Fish is often very fresh when it comes on board, and cruise ship chefs will determine how much is required for the first four to five days and put that amount on ice. The rest is immediately frozen. Shellfish is typically already frozen on arrival. If the number of days between ports is fewer, the ship will pick up fresh fish and produce more often, instead of relying on frozen goods.
Salads and raw food are pretty popular on menus during initial sailing days, and taper out towards the end. The menus are also fairly simple – perhaps just one main version of meat, seafood and poultry, so that cruise ship chefs can hold dishes at a food-safe temperature and prepare food to order.

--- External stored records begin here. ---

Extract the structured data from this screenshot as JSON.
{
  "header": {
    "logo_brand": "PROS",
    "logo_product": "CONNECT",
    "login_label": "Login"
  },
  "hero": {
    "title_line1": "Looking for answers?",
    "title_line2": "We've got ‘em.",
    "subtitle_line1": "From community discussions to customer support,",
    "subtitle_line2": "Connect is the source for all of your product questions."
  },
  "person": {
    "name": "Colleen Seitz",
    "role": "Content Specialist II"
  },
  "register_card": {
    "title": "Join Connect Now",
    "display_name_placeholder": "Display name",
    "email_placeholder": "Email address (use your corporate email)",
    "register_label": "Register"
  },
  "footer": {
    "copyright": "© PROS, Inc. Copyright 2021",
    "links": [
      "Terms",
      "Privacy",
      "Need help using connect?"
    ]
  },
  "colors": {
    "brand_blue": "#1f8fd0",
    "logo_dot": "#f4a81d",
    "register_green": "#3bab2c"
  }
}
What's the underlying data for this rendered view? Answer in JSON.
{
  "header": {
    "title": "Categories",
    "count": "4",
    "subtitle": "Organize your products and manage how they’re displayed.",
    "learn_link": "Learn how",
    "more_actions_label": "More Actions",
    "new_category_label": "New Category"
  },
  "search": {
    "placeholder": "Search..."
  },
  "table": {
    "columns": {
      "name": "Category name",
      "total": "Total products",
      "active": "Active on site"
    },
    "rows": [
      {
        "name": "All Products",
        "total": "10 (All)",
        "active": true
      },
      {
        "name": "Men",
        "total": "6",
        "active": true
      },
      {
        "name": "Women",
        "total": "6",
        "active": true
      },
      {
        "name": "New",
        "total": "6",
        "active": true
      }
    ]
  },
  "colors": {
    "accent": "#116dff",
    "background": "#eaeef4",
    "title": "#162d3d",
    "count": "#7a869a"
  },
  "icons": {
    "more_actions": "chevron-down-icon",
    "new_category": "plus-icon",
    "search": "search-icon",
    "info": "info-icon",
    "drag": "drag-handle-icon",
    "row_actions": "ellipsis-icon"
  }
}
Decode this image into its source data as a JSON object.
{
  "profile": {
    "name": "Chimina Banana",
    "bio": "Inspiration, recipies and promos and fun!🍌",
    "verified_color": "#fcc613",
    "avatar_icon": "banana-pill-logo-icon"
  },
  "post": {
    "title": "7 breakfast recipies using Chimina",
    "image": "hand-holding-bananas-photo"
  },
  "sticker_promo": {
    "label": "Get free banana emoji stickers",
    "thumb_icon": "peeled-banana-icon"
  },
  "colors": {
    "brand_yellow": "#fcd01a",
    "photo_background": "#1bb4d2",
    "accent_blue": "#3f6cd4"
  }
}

At every point, the provisions team ensures that food is used in a first-in first-out manner. This means that food with an earlier use by date is utilised first. These are all prepped in separate cool rooms to avoid cross-contamination – and thereby unnecessary wastage – before heading to the galleys.
The crew is constantly keeping an eye on depleting provisions and produce that might go past its use by date. Fruit, in particular, must be used appropriately. Unused items from fruit baskets in state rooms are repurposed into desserts and sweet snacks. Peach sorbet, bananas foster, cherries jubilee and strawberry flambé are excellent ways of using up fruit that are ripening faster than the guests consume them.
In addition, vegetables such as carrots and beets are pickled, cabbage can be made in sauerkraut, particularly if there are many Germans expected on board. Meat is generally frozen until required, when it is defrosted in a safe manner before being used.